Да, именно в своей отвратительности это и становится примечательным, и такую гнетущую реальность можно описать только с точки зрения того, кто стоит в рядах расстрельной команды. Такая позиция сохраняется на протяжении всего второго военного дневника Юнгера, марширующего за Гитлера и убивающего за Гитлера – с внутренней дистанцией, которая, как мне кажется, могла быть добавлена самим Юнгером уже после войны. Тоска по «старой смерти», той, что не напоминает раздавливание, овладевает им лишь при виде массовой гибели в восточных котлах, когда уничтожаются немцы. Крематории, о которых он впервые слышит (или утверждает, что слышит впервые) только осенью 1943 года, возмущают его главным образом потому, что они бросают тень на честь солдата; ни слова против антисемитизма.

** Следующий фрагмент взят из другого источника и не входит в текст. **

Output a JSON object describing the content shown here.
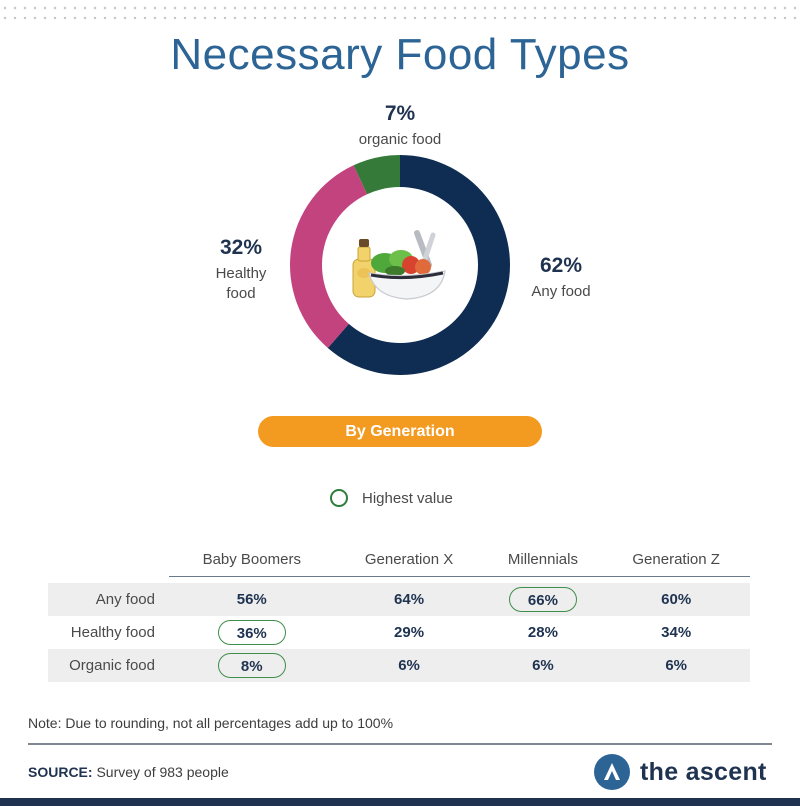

Юнгер прекрасно осознает, что происходит, не оправдывается невежеством или словами: «Если бы фюрер только знал!» Но его критика концлагерей носит преимущественно утилитарный характер: ужас, который они вызывают, дорого обойдется родине. Именно делая вид, что он «порядочный», Юнгер превращает свой дневник в свидетельство от имени преступников, чья значимость, ценность и литературная целостность, несмотря на политическую оценку, остаются неоспоримыми. Это свидетельство из первых рук о людях, которые творили зверства и не понимали, как немец мог оставить в живых еврея, если у него ружье в руках. Это также свидетельство того, как их пронизывал нигилизм; они говорили о науке, о биологии, но «использовали ее как люди каменного века – для убийства других». Из дневника я также узнаю кое-что о ненависти и могу подтвердить тот ледяной блеск, который она придает лицу не только в Палестине, Конго или Чечне, но и в совершенно других, мирных обстоятельствах. Когда Юнгер покупает записную книжку в парижском магазине, зрачки молодой продавщицы сужаются до точки и откровенно вонзаются в его собственные – с той страстью, с которой, как замечает Юнгер, скорпион вонзает жало в свою добычу. Такой взгляд, ощущает он, – ненависть, которая не видит личность, а видит только другой народ, – давно был невозможен. «По мостам этих лучей к нам ничего не сойдет, кроме уничтожения и смерти. Они перекинутся на нас, как вирус болезни или искра, которую не загасить внутри себя никакими усилиями» [78].
Как читательница, я испытываю благодарность за то, что Юнгер сумел сохранить хладнокровие во время войны. Как журналистка, я стремлюсь к такому же состоянию. Стиль становится хуже, когда твои собственные эмоции проникают в текст. А как немка я испытываю больше уважения к Юнгеру, который никогда не считал нужным пересматривать свои взгляды, именно за его упорную последовательность, нежели к героям послевоенной литературы, которые в старости поддерживали войну в Ираке, хотели покончить с немецким стыдом или позорили литературу у могилы Слободана Милошевича. Гюнтер Грасс признался, что служил в СС, но слишком поздно и не напрямую, с оговорками. Это повредило его репутации как писателя и оставило отпечаток на его литературном стиле, что особенно проявилось в его скандальном стихотворении об Израиле. Этот стих, вероятно, упоминается как пример того, как его слова (возможно, из-за уклончивого признания) стали восприниматься более критически или даже негативно.